# Connect 2" pvc drain to 2" copper pipe - no subfloor access



## Ron6519 (Mar 28, 2007)

Open the ceiling under the shower and use a fernco fitting.
Patch the hole and paint the ceiling.
Ron


----------



## Wildie (Jul 23, 2008)

missfixer said:


> I am renovating my tiny bathroom and need to connect a 2" PVC shower drain to a 2" copper drain pipe. There is NO access to the subfloor unless I tear down walls AND ceilings downstairs or rip up the sub-floor - both of which are nightmare options... so I cannot do a male copper to female PVC connection or vice versa. Is there ANY WAY to join the PVC drain to the copper pipe and seal it or is there an internal seal available?
> 
> I am stuck with a tile ready shower pan with an integrated PVC drain.


 Rubber sleeves and clamped with hose clamps are available! Would this resolve your problem.


----------



## iMisspell (Jun 2, 2007)

missfixer said:


> ... or rip up the sub-floor - both of which are nightmare options... so I cannot do a male copper to female PVC connection or vice versa.
> 
> I am stuck with a tile ready shower pan with an integrated PVC drain.


If you are putting a new shower pan, why don't you cut out a small section of sub-floor where the plan will be placed, do your pipe connection, then repair the floor ? Being the shower pan will be placed on top of the patch job, it will not have to be really neat.

A picture of what you have might help people give you more ideas.
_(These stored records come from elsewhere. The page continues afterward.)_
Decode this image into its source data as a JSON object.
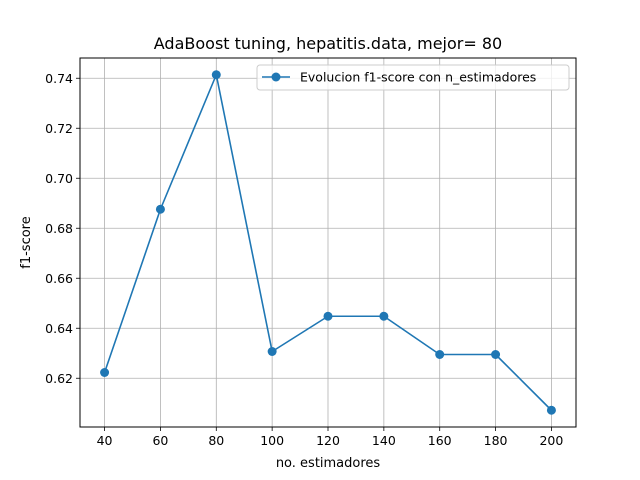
{
  "chart_data": {
    "type": "line",
    "title": "AdaBoost tuning, hepatitis.data, mejor= 80",
    "xlabel": "no. estimadores",
    "ylabel": "f1-score",
    "x": [
      40,
      60,
      80,
      100,
      120,
      140,
      160,
      180,
      200
    ],
    "series": [
      {
        "name": "Evolucion f1-score con n_estimadores",
        "values": [
          0.6223,
          0.6876,
          0.7414,
          0.6307,
          0.6448,
          0.6448,
          0.6295,
          0.6295,
          0.6072
        ],
        "color": "#1f77b4",
        "marker": "circle"
      }
    ],
    "xticks": [
      40,
      60,
      80,
      100,
      120,
      140,
      160,
      180,
      200
    ],
    "xtick_labels": [
      "40",
      "60",
      "80",
      "100",
      "120",
      "140",
      "160",
      "180",
      "200"
    ],
    "yticks": [
      0.62,
      0.64,
      0.66,
      0.68,
      0.7,
      0.72,
      0.74
    ],
    "ytick_labels": [
      "0.62",
      "0.64",
      "0.66",
      "0.68",
      "0.70",
      "0.72",
      "0.74"
    ],
    "xlim": [
      31.2,
      208.8
    ],
    "ylim": [
      0.6005,
      0.7481
    ],
    "grid": true,
    "legend_position": "top-right"
  }
}
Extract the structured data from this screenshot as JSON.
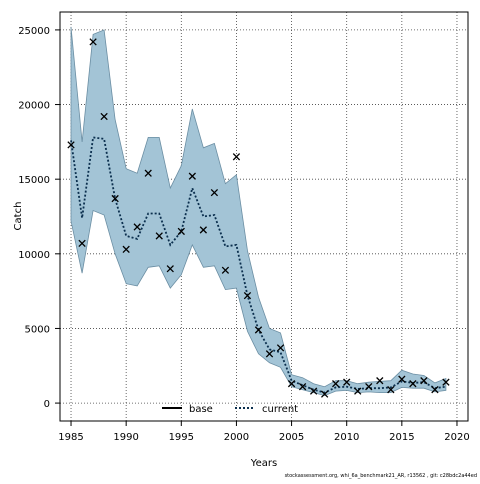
{
  "chart_data": {
    "type": "line",
    "xlabel": "Years",
    "ylabel": "Catch",
    "xlim": [
      1984,
      2021
    ],
    "ylim": [
      -1200,
      26200
    ],
    "xticks": [
      1985,
      1990,
      1995,
      2000,
      2005,
      2010,
      2015,
      2020
    ],
    "yticks": [
      0,
      5000,
      10000,
      15000,
      20000,
      25000
    ],
    "grid": true,
    "legend_placement": "bottom-center",
    "legend": [
      {
        "name": "base",
        "style": "solid",
        "color": "#000000"
      },
      {
        "name": "current",
        "style": "dotted",
        "color": "#0b2f4e"
      }
    ],
    "colors": {
      "band_fill": "#a3c4d6",
      "band_edge": "#6b8ea3",
      "current_line": "#0b2f4e"
    },
    "years": [
      1985,
      1986,
      1987,
      1988,
      1989,
      1990,
      1991,
      1992,
      1993,
      1994,
      1995,
      1996,
      1997,
      1998,
      1999,
      2000,
      2001,
      2002,
      2003,
      2004,
      2005,
      2006,
      2007,
      2008,
      2009,
      2010,
      2011,
      2012,
      2013,
      2014,
      2015,
      2016,
      2017,
      2018,
      2019
    ],
    "current": [
      17600,
      12400,
      17800,
      17700,
      13700,
      11200,
      11000,
      12700,
      12700,
      10600,
      11500,
      14400,
      12500,
      12600,
      10500,
      10600,
      7200,
      4900,
      3600,
      3400,
      1500,
      1200,
      900,
      700,
      1050,
      1100,
      950,
      1000,
      1000,
      1050,
      1450,
      1350,
      1400,
      1000,
      1100
    ],
    "band_upper": [
      25200,
      17500,
      24700,
      25000,
      19000,
      15700,
      15400,
      17800,
      17800,
      14400,
      15900,
      19700,
      17100,
      17400,
      14700,
      15300,
      10200,
      7100,
      5000,
      4700,
      1900,
      1700,
      1300,
      1100,
      1500,
      1500,
      1300,
      1400,
      1450,
      1500,
      2200,
      1950,
      1850,
      1350,
      1650
    ],
    "band_lower": [
      12200,
      8700,
      12900,
      12600,
      10000,
      8000,
      7850,
      9100,
      9200,
      7700,
      8600,
      10600,
      9100,
      9200,
      7600,
      7700,
      4800,
      3300,
      2700,
      2400,
      1100,
      900,
      700,
      500,
      800,
      850,
      700,
      750,
      700,
      700,
      1050,
      1000,
      1000,
      750,
      850
    ],
    "observed": [
      17300,
      10700,
      24200,
      19200,
      13700,
      10300,
      11800,
      15400,
      11200,
      9000,
      11500,
      15200,
      11600,
      14100,
      8900,
      16500,
      7200,
      4900,
      3300,
      3700,
      1300,
      1100,
      800,
      600,
      1300,
      1400,
      800,
      1100,
      1500,
      900,
      1600,
      1300,
      1500,
      900,
      1400
    ]
  },
  "footer": {
    "credit": "stockassessment.org,  whi_6a_benchmark21_AR, r13562 , git: c28bdc2a44ed"
  }
}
A while back i used a rubber sleeve pressed into a cast-iron pipe then pounded a PVP pipe into that to extend my house clean-out an extra 6" so i could fill the cavity with conrete, but that was a cast-iron pipe, not shure i would try that with copper, it might tear.

The thing i used (sorry i forget the name), _kind of_ looks like this picture, except that the smaller end would not have a hose clamp and that smaller end would slide the copper pipe then the pvc would slide into that.
Kind of like an ID (Inside Diametor) rubber sleeve. Where the PVC would slide in was ribbed.









Again, i dont think something like this would work with copper, but not being a plumer, maybe im wrong.

What ever you do, when your dealing with water, taking the easy short-cut will more then likley come back and bit you.

_


----------